Powell Goldstein’s name will be retained only in the merged firm’s Atlanta office, and only temporarily, according to a lengthy story in the Fulton County Daily Report. The Atlanta office will be known as Bryan Cave-Powell Goldstein for two years. The merger takes effect in January, when Powell Goldstein will mark its 100th birthday.

Powell Goldstein’s chairman, James McAlpin Jr., called the merger “a transformational event” for his firm in an interview with the Fulton County Daily Report. “It propels us into a different league.”

The new firm will have 1,165 lawyers, the story says. In 2007 the combined revenue of the two firms was $602 million, which would put the merged firm at number 45 in the Am Law 200 rankings.

McAlpin and two other Powell Goldstein lawyers will join Bryan Cave’s executive committee. Thomas McNeill will continue as managing partner of the Atlanta office.

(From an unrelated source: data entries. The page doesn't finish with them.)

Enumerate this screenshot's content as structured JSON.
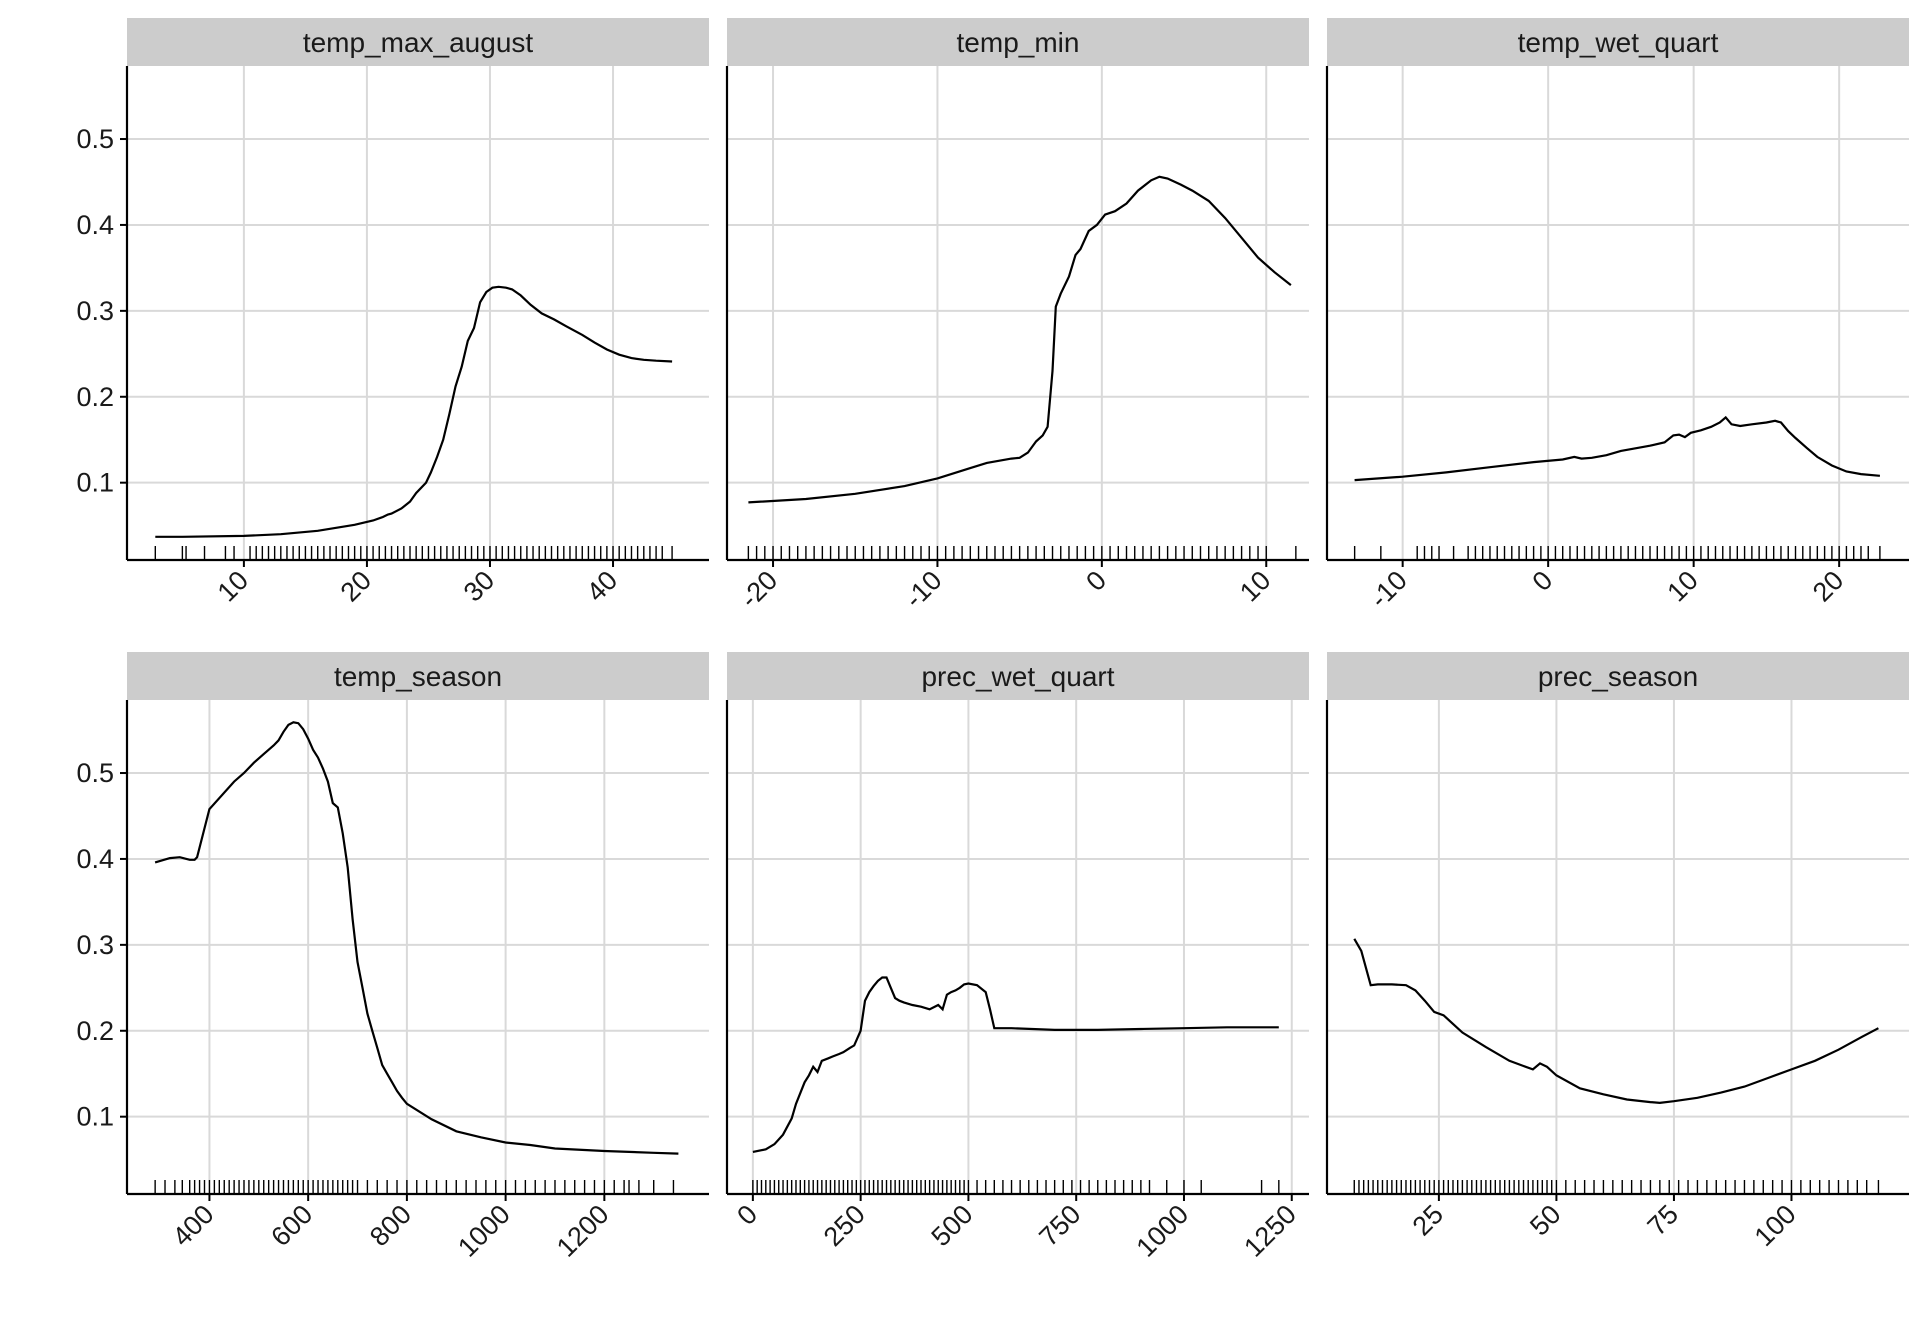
{
  "colors": {
    "strip_fill": "#cccccc",
    "grid": "#d9d9d9",
    "line": "#000000",
    "axis": "#000000",
    "text": "#1a1a1a",
    "background": "#ffffff"
  },
  "chart_data": [
    {
      "type": "line",
      "title": "temp_max_august",
      "xlabel": "",
      "ylabel": "",
      "xlim": [
        0.5,
        47.8
      ],
      "ylim": [
        0.01,
        0.585
      ],
      "xticks": [
        "10",
        "20",
        "30",
        "40"
      ],
      "yticks": [
        "0.1",
        "0.2",
        "0.3",
        "0.4",
        "0.5"
      ],
      "grid": true,
      "legend": "none",
      "x": [
        2.8,
        5,
        10,
        13,
        16,
        19,
        20.5,
        21.3,
        21.7,
        22,
        22.8,
        23.5,
        24,
        24.8,
        25.2,
        25.7,
        26.2,
        26.7,
        27.2,
        27.7,
        28.2,
        28.7,
        29.2,
        29.7,
        30.2,
        30.7,
        31.3,
        31.8,
        32.5,
        33.3,
        34.2,
        35.2,
        36.2,
        37.5,
        38.5,
        39.5,
        40.5,
        41.5,
        42.5,
        43.5,
        44.8
      ],
      "y": [
        0.037,
        0.037,
        0.038,
        0.04,
        0.044,
        0.051,
        0.056,
        0.06,
        0.063,
        0.064,
        0.07,
        0.078,
        0.088,
        0.1,
        0.112,
        0.13,
        0.15,
        0.18,
        0.212,
        0.235,
        0.265,
        0.28,
        0.31,
        0.322,
        0.327,
        0.328,
        0.327,
        0.325,
        0.318,
        0.307,
        0.297,
        0.29,
        0.282,
        0.272,
        0.263,
        0.255,
        0.249,
        0.245,
        0.243,
        0.242,
        0.241
      ],
      "rug": [
        2.8,
        5,
        5.3,
        6.8,
        8.5,
        9.2,
        10.5,
        11,
        11.5,
        12,
        12.5,
        13,
        13.5,
        14,
        14.5,
        15,
        15.5,
        16,
        16.5,
        17,
        17.5,
        18,
        18.5,
        19,
        19.5,
        20,
        20.5,
        21,
        21.5,
        22,
        22.5,
        23,
        23.5,
        24,
        24.5,
        25,
        25.5,
        26,
        26.5,
        27,
        27.5,
        28,
        28.5,
        29,
        29.5,
        30,
        30.5,
        31,
        31.5,
        32,
        32.5,
        33,
        33.5,
        34,
        34.5,
        35,
        35.5,
        36,
        36.5,
        37,
        37.5,
        38,
        38.5,
        39,
        39.5,
        40,
        40.5,
        41,
        41.5,
        42,
        42.5,
        43,
        43.5,
        44,
        44.8
      ]
    },
    {
      "type": "line",
      "title": "temp_min",
      "xlabel": "",
      "ylabel": "",
      "xlim": [
        -22.8,
        12.6
      ],
      "ylim": [
        0.01,
        0.585
      ],
      "xticks": [
        "-20",
        "-10",
        "0",
        "10"
      ],
      "yticks": [
        "0.1",
        "0.2",
        "0.3",
        "0.4",
        "0.5"
      ],
      "grid": true,
      "legend": "none",
      "x": [
        -21.5,
        -18,
        -15,
        -12,
        -10,
        -8,
        -7,
        -5.5,
        -5,
        -4.5,
        -4,
        -3.6,
        -3.3,
        -3,
        -2.8,
        -2.5,
        -2,
        -1.6,
        -1.3,
        -0.8,
        -0.3,
        0.2,
        0.8,
        1.5,
        2.2,
        3,
        3.5,
        4,
        4.8,
        5.5,
        6.5,
        7.5,
        8.5,
        9.5,
        10.5,
        11.5
      ],
      "y": [
        0.077,
        0.081,
        0.087,
        0.096,
        0.105,
        0.117,
        0.123,
        0.128,
        0.129,
        0.135,
        0.148,
        0.155,
        0.165,
        0.23,
        0.305,
        0.32,
        0.34,
        0.365,
        0.372,
        0.393,
        0.4,
        0.412,
        0.416,
        0.425,
        0.44,
        0.452,
        0.456,
        0.454,
        0.447,
        0.44,
        0.428,
        0.408,
        0.385,
        0.362,
        0.345,
        0.33
      ],
      "rug": [
        -21.5,
        -21,
        -20.5,
        -20,
        -19.5,
        -19,
        -18.5,
        -18,
        -17.5,
        -17,
        -16.5,
        -16,
        -15.5,
        -15,
        -14.5,
        -14,
        -13.5,
        -13,
        -12.5,
        -12,
        -11.5,
        -11,
        -10.5,
        -10,
        -9.5,
        -9,
        -8.5,
        -8,
        -7.5,
        -7,
        -6.5,
        -6,
        -5.5,
        -5,
        -4.5,
        -4,
        -3.5,
        -3,
        -2.5,
        -2,
        -1.5,
        -1,
        -0.5,
        0,
        0.5,
        1,
        1.5,
        2,
        2.5,
        3,
        3.5,
        4,
        4.5,
        5,
        5.5,
        6,
        6.5,
        7,
        7.5,
        8,
        8.5,
        9,
        9.5,
        10,
        11.8
      ]
    },
    {
      "type": "line",
      "title": "temp_wet_quart",
      "xlabel": "",
      "ylabel": "",
      "xlim": [
        -15.2,
        24.8
      ],
      "ylim": [
        0.01,
        0.585
      ],
      "xticks": [
        "-10",
        "0",
        "10",
        "20"
      ],
      "yticks": [
        "0.1",
        "0.2",
        "0.3",
        "0.4",
        "0.5"
      ],
      "grid": true,
      "legend": "none",
      "x": [
        -13.3,
        -10,
        -7,
        -4,
        -1,
        1,
        1.8,
        2.3,
        3,
        4,
        5,
        6,
        7,
        8,
        8.6,
        9,
        9.4,
        9.8,
        10.5,
        11.2,
        11.8,
        12.2,
        12.6,
        13.2,
        14,
        15,
        15.6,
        16,
        16.5,
        17,
        17.8,
        18.5,
        19.5,
        20.5,
        21.5,
        22.8
      ],
      "y": [
        0.103,
        0.107,
        0.112,
        0.118,
        0.124,
        0.127,
        0.13,
        0.128,
        0.129,
        0.132,
        0.137,
        0.14,
        0.143,
        0.147,
        0.155,
        0.156,
        0.153,
        0.158,
        0.161,
        0.165,
        0.17,
        0.176,
        0.168,
        0.166,
        0.168,
        0.17,
        0.172,
        0.17,
        0.16,
        0.152,
        0.14,
        0.13,
        0.12,
        0.113,
        0.11,
        0.108
      ],
      "rug": [
        -13.3,
        -11.5,
        -9,
        -8.5,
        -8,
        -7.5,
        -6.5,
        -5.5,
        -5,
        -4.5,
        -4,
        -3.5,
        -3,
        -2.5,
        -2,
        -1.5,
        -1,
        -0.5,
        0,
        0.5,
        1,
        1.5,
        2,
        2.5,
        3,
        3.5,
        4,
        4.5,
        5,
        5.5,
        6,
        6.5,
        7,
        7.5,
        8,
        8.5,
        9,
        9.5,
        10,
        10.5,
        11,
        11.5,
        12,
        12.5,
        13,
        13.5,
        14,
        14.5,
        15,
        15.5,
        16,
        16.5,
        17,
        17.5,
        18,
        18.5,
        19,
        19.5,
        20,
        20.5,
        21,
        21.5,
        22,
        22.8
      ]
    },
    {
      "type": "line",
      "title": "temp_season",
      "xlabel": "",
      "ylabel": "",
      "xlim": [
        233,
        1412
      ],
      "ylim": [
        0.01,
        0.585
      ],
      "xticks": [
        "400",
        "600",
        "800",
        "1000",
        "1200"
      ],
      "yticks": [
        "0.1",
        "0.2",
        "0.3",
        "0.4",
        "0.5"
      ],
      "grid": true,
      "legend": "none",
      "x": [
        290,
        320,
        340,
        360,
        370,
        375,
        400,
        450,
        470,
        490,
        510,
        530,
        540,
        550,
        560,
        570,
        580,
        590,
        600,
        610,
        620,
        630,
        640,
        650,
        660,
        670,
        680,
        690,
        700,
        710,
        720,
        730,
        740,
        750,
        760,
        770,
        780,
        790,
        800,
        850,
        900,
        950,
        1000,
        1050,
        1100,
        1200,
        1300,
        1350
      ],
      "y": [
        0.396,
        0.401,
        0.402,
        0.399,
        0.399,
        0.402,
        0.458,
        0.49,
        0.5,
        0.512,
        0.522,
        0.532,
        0.538,
        0.548,
        0.556,
        0.559,
        0.558,
        0.551,
        0.54,
        0.527,
        0.518,
        0.505,
        0.49,
        0.465,
        0.46,
        0.43,
        0.39,
        0.33,
        0.28,
        0.25,
        0.22,
        0.2,
        0.18,
        0.16,
        0.15,
        0.14,
        0.13,
        0.122,
        0.115,
        0.097,
        0.083,
        0.076,
        0.07,
        0.067,
        0.063,
        0.06,
        0.058,
        0.057
      ],
      "rug": [
        290,
        310,
        330,
        345,
        360,
        370,
        380,
        390,
        400,
        410,
        420,
        430,
        440,
        450,
        460,
        470,
        480,
        490,
        500,
        510,
        520,
        530,
        540,
        550,
        560,
        570,
        580,
        590,
        600,
        610,
        620,
        630,
        640,
        650,
        660,
        670,
        680,
        690,
        700,
        720,
        740,
        760,
        780,
        800,
        820,
        840,
        860,
        880,
        900,
        920,
        940,
        960,
        980,
        1000,
        1020,
        1040,
        1060,
        1080,
        1100,
        1120,
        1140,
        1160,
        1180,
        1200,
        1220,
        1240,
        1250,
        1270,
        1300,
        1340
      ]
    },
    {
      "type": "line",
      "title": "prec_wet_quart",
      "xlabel": "",
      "ylabel": "",
      "xlim": [
        -60,
        1290
      ],
      "ylim": [
        0.01,
        0.585
      ],
      "xticks": [
        "0",
        "250",
        "500",
        "750",
        "1000",
        "1250"
      ],
      "yticks": [
        "0.1",
        "0.2",
        "0.3",
        "0.4",
        "0.5"
      ],
      "grid": true,
      "legend": "none",
      "x": [
        0,
        30,
        50,
        70,
        90,
        100,
        120,
        130,
        140,
        150,
        160,
        175,
        185,
        200,
        210,
        225,
        235,
        250,
        260,
        270,
        280,
        290,
        300,
        310,
        320,
        330,
        340,
        350,
        370,
        390,
        410,
        430,
        440,
        450,
        460,
        470,
        480,
        490,
        500,
        520,
        540,
        550,
        560,
        600,
        700,
        800,
        900,
        1000,
        1100,
        1220
      ],
      "y": [
        0.059,
        0.062,
        0.068,
        0.079,
        0.098,
        0.115,
        0.14,
        0.148,
        0.158,
        0.152,
        0.165,
        0.168,
        0.17,
        0.173,
        0.175,
        0.18,
        0.183,
        0.2,
        0.235,
        0.245,
        0.252,
        0.258,
        0.262,
        0.262,
        0.25,
        0.238,
        0.235,
        0.233,
        0.23,
        0.228,
        0.225,
        0.23,
        0.225,
        0.242,
        0.245,
        0.247,
        0.25,
        0.254,
        0.255,
        0.253,
        0.245,
        0.225,
        0.203,
        0.203,
        0.201,
        0.201,
        0.202,
        0.203,
        0.204,
        0.204
      ],
      "rug": [
        0,
        10,
        20,
        30,
        40,
        50,
        60,
        70,
        80,
        90,
        100,
        110,
        120,
        130,
        140,
        150,
        160,
        170,
        180,
        190,
        200,
        210,
        220,
        230,
        240,
        250,
        260,
        270,
        280,
        290,
        300,
        310,
        320,
        330,
        340,
        350,
        360,
        370,
        380,
        390,
        400,
        410,
        420,
        430,
        440,
        450,
        460,
        470,
        480,
        490,
        500,
        520,
        540,
        560,
        580,
        600,
        620,
        640,
        660,
        680,
        700,
        720,
        740,
        760,
        780,
        800,
        820,
        840,
        860,
        880,
        900,
        920,
        960,
        1000,
        1040,
        1180,
        1220
      ]
    },
    {
      "type": "line",
      "title": "prec_season",
      "xlabel": "",
      "ylabel": "",
      "xlim": [
        1.2,
        125
      ],
      "ylim": [
        0.01,
        0.585
      ],
      "xticks": [
        "25",
        "50",
        "75",
        "100"
      ],
      "yticks": [
        "0.1",
        "0.2",
        "0.3",
        "0.4",
        "0.5"
      ],
      "grid": true,
      "legend": "none",
      "x": [
        7,
        8.5,
        10.5,
        12,
        15,
        18,
        20,
        22,
        24,
        26,
        28,
        30,
        35,
        40,
        43,
        45,
        46.5,
        48,
        50,
        55,
        60,
        65,
        70,
        72,
        75,
        80,
        85,
        90,
        95,
        100,
        105,
        110,
        115,
        118.5
      ],
      "y": [
        0.307,
        0.293,
        0.253,
        0.254,
        0.254,
        0.253,
        0.247,
        0.235,
        0.222,
        0.218,
        0.208,
        0.198,
        0.181,
        0.165,
        0.159,
        0.155,
        0.162,
        0.158,
        0.148,
        0.133,
        0.126,
        0.12,
        0.117,
        0.116,
        0.118,
        0.122,
        0.128,
        0.135,
        0.145,
        0.155,
        0.165,
        0.178,
        0.193,
        0.203
      ],
      "rug": [
        7,
        8,
        9,
        10,
        11,
        12,
        13,
        14,
        15,
        16,
        17,
        18,
        19,
        20,
        21,
        22,
        23,
        24,
        25,
        26,
        27,
        28,
        29,
        30,
        31,
        32,
        33,
        34,
        35,
        36,
        37,
        38,
        39,
        40,
        41,
        42,
        43,
        44,
        45,
        46,
        47,
        48,
        49,
        50,
        52,
        54,
        56,
        58,
        60,
        62,
        64,
        66,
        68,
        70,
        72,
        74,
        76,
        78,
        80,
        82,
        84,
        86,
        88,
        90,
        92,
        94,
        96,
        98,
        100,
        102,
        104,
        106,
        108,
        110,
        112,
        114,
        116,
        118.5
      ]
    }
  ]
}
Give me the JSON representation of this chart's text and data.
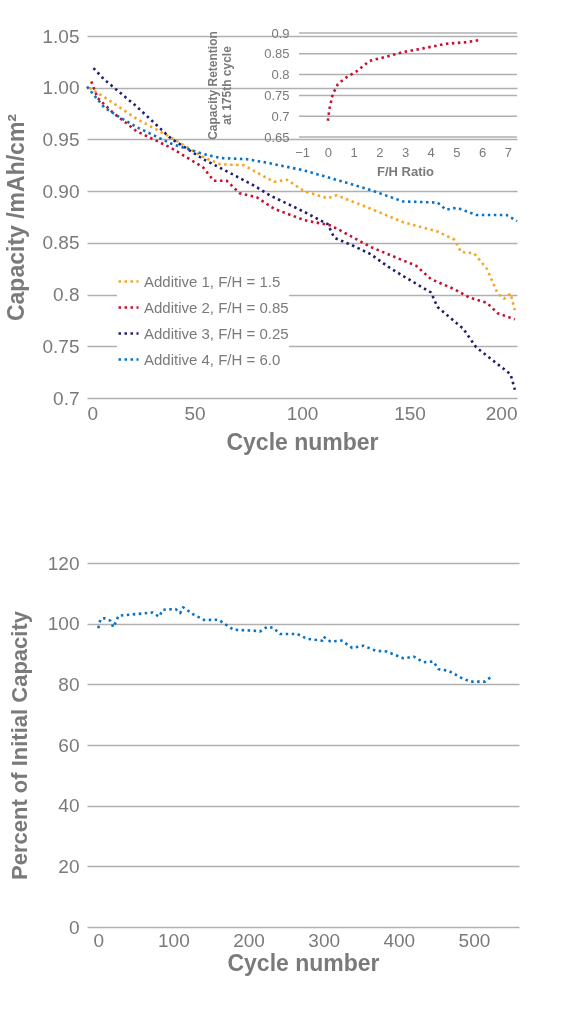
{
  "chart_data": [
    {
      "type": "line",
      "xlabel": "Cycle number",
      "ylabel": "Capacity /mAh/cm²",
      "xlim": [
        0,
        200
      ],
      "ylim": [
        0.7,
        1.05
      ],
      "xticks": [
        0,
        50,
        100,
        150,
        200
      ],
      "yticks": [
        0.7,
        0.75,
        0.8,
        0.85,
        {
          "value": 0.9,
          "label": "0.90"
        },
        0.95,
        {
          "value": 1.0,
          "label": "1.00"
        },
        1.05
      ],
      "grid": "y",
      "legend": "bottom left",
      "line_style": "dotted",
      "series": [
        {
          "name": "Additive 1, F/H = 1.5",
          "color": "#f5a623",
          "x": [
            1,
            8,
            23,
            39,
            54,
            62,
            73,
            79,
            87,
            93,
            101,
            112,
            116,
            132,
            147,
            163,
            171,
            174,
            180,
            186,
            191,
            194,
            197,
            199
          ],
          "values": [
            1.0,
            0.991,
            0.97,
            0.952,
            0.933,
            0.926,
            0.925,
            0.918,
            0.909,
            0.911,
            0.9,
            0.893,
            0.896,
            0.883,
            0.87,
            0.861,
            0.853,
            0.841,
            0.84,
            0.825,
            0.801,
            0.796,
            0.801,
            0.785
          ]
        },
        {
          "name": "Additive 2, F/H = 0.85",
          "color": "#c8102e",
          "x": [
            2,
            5,
            12,
            23,
            39,
            54,
            59,
            65,
            71,
            79,
            87,
            101,
            113,
            116,
            132,
            147,
            153,
            160,
            171,
            178,
            186,
            191,
            199
          ],
          "values": [
            1.006,
            0.99,
            0.976,
            0.958,
            0.942,
            0.923,
            0.91,
            0.91,
            0.898,
            0.894,
            0.883,
            0.872,
            0.867,
            0.864,
            0.846,
            0.833,
            0.828,
            0.815,
            0.805,
            0.797,
            0.792,
            0.782,
            0.776
          ]
        },
        {
          "name": "Additive 3, F/H = 0.25",
          "color": "#1f1f6e",
          "x": [
            3,
            8,
            23,
            39,
            54,
            68,
            78,
            85,
            93,
            101,
            112,
            115,
            124,
            132,
            140,
            147,
            160,
            163,
            175,
            181,
            189,
            197,
            199
          ],
          "values": [
            1.019,
            1.008,
            0.982,
            0.951,
            0.931,
            0.916,
            0.905,
            0.896,
            0.888,
            0.88,
            0.868,
            0.855,
            0.847,
            0.839,
            0.827,
            0.818,
            0.802,
            0.788,
            0.767,
            0.749,
            0.736,
            0.723,
            0.708
          ]
        },
        {
          "name": "Additive 4, F/H = 6.0",
          "color": "#0a72c2",
          "x": [
            0,
            8,
            14,
            23,
            39,
            54,
            62,
            74,
            85,
            101,
            116,
            132,
            147,
            163,
            167,
            172,
            181,
            195,
            200
          ],
          "values": [
            1.001,
            0.981,
            0.973,
            0.962,
            0.946,
            0.936,
            0.932,
            0.931,
            0.927,
            0.92,
            0.911,
            0.901,
            0.89,
            0.889,
            0.882,
            0.884,
            0.877,
            0.877,
            0.871
          ]
        }
      ]
    },
    {
      "type": "line",
      "xlabel": "F/H Ratio",
      "ylabel": "Capacity Retention\nat 175th cycle",
      "xlim": [
        -1.2,
        7.2
      ],
      "ylim": [
        0.65,
        0.9
      ],
      "xticks": [
        -1,
        0,
        1,
        2,
        3,
        4,
        5,
        6,
        7
      ],
      "yticks": [
        0.65,
        0.7,
        0.75,
        0.8,
        0.85,
        0.9
      ],
      "grid": "y",
      "line_style": "dotted",
      "series": [
        {
          "color": "#c8102e",
          "x": [
            0,
            0.06,
            0.19,
            0.39,
            0.71,
            1.1,
            1.62,
            2.27,
            2.92,
            3.7,
            4.6,
            5.38,
            5.9
          ],
          "values": [
            0.689,
            0.717,
            0.753,
            0.777,
            0.793,
            0.807,
            0.833,
            0.843,
            0.854,
            0.863,
            0.874,
            0.878,
            0.883
          ]
        }
      ]
    },
    {
      "type": "line",
      "xlabel": "Cycle number",
      "ylabel": "Percent of Initial Capacity",
      "xlim": [
        -15,
        560
      ],
      "ylim": [
        0,
        120
      ],
      "xticks": [
        0,
        100,
        200,
        300,
        400,
        500
      ],
      "yticks": [
        0,
        20,
        40,
        60,
        80,
        100,
        120
      ],
      "grid": "y",
      "line_style": "dotted",
      "series": [
        {
          "color": "#0a72c2",
          "x": [
            0,
            3,
            8,
            16,
            20,
            27,
            43,
            61,
            72,
            81,
            86,
            103,
            109,
            113,
            127,
            141,
            160,
            180,
            207,
            215,
            225,
            233,
            242,
            265,
            278,
            298,
            300,
            309,
            324,
            338,
            353,
            369,
            384,
            406,
            420,
            433,
            446,
            453,
            466,
            482,
            495,
            515,
            522
          ],
          "values": [
            98.5,
            101.5,
            101.8,
            101,
            98.8,
            102.6,
            103,
            103.4,
            103.7,
            102.3,
            104.6,
            104.8,
            103.5,
            105.4,
            103,
            101.2,
            101.3,
            98,
            97.7,
            97.4,
            99,
            98.6,
            96.6,
            96.6,
            95,
            94.4,
            95.7,
            94.1,
            94.4,
            92,
            92.7,
            91.1,
            90.8,
            88.6,
            89.1,
            87.3,
            87.5,
            85,
            84.5,
            82.3,
            80.9,
            80.9,
            82.3
          ]
        }
      ]
    }
  ]
}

McAlpin took over as Powell Goldstein chairman in 2004 and sought to strengthen the firm by cutting less productive partners and hiring several rainmaking lateral partners, the story says. He also decided to expand the firm geographically. Powell Goldstein had offices only in Atlanta and Washington, D.C., until 2006 when it opened an office in Dallas, according to the story. It added another office in Charlotte, N.C., this year.

But the firm suffered a big hit last year, the story says. It lost one of its biggest institutional clients, Northside Hospital, when six health-care partners jumped to McKenna Long & Aldridge. Meanwhile the firm was losing partners to other firms, dropping from 256 lawyers to 220 lawyers this year. The firm’s leadership decided to seek a merger partner.,

It began discussions with Bryan Cave in July after previous talks with Womble Carlyle Sandridge and Rice fell apart in January.

McAlpin says the culture of the two firms and their billing rates are compatible. “There will be no sticker shock for our clients,” he told the Fulton County Daily Report.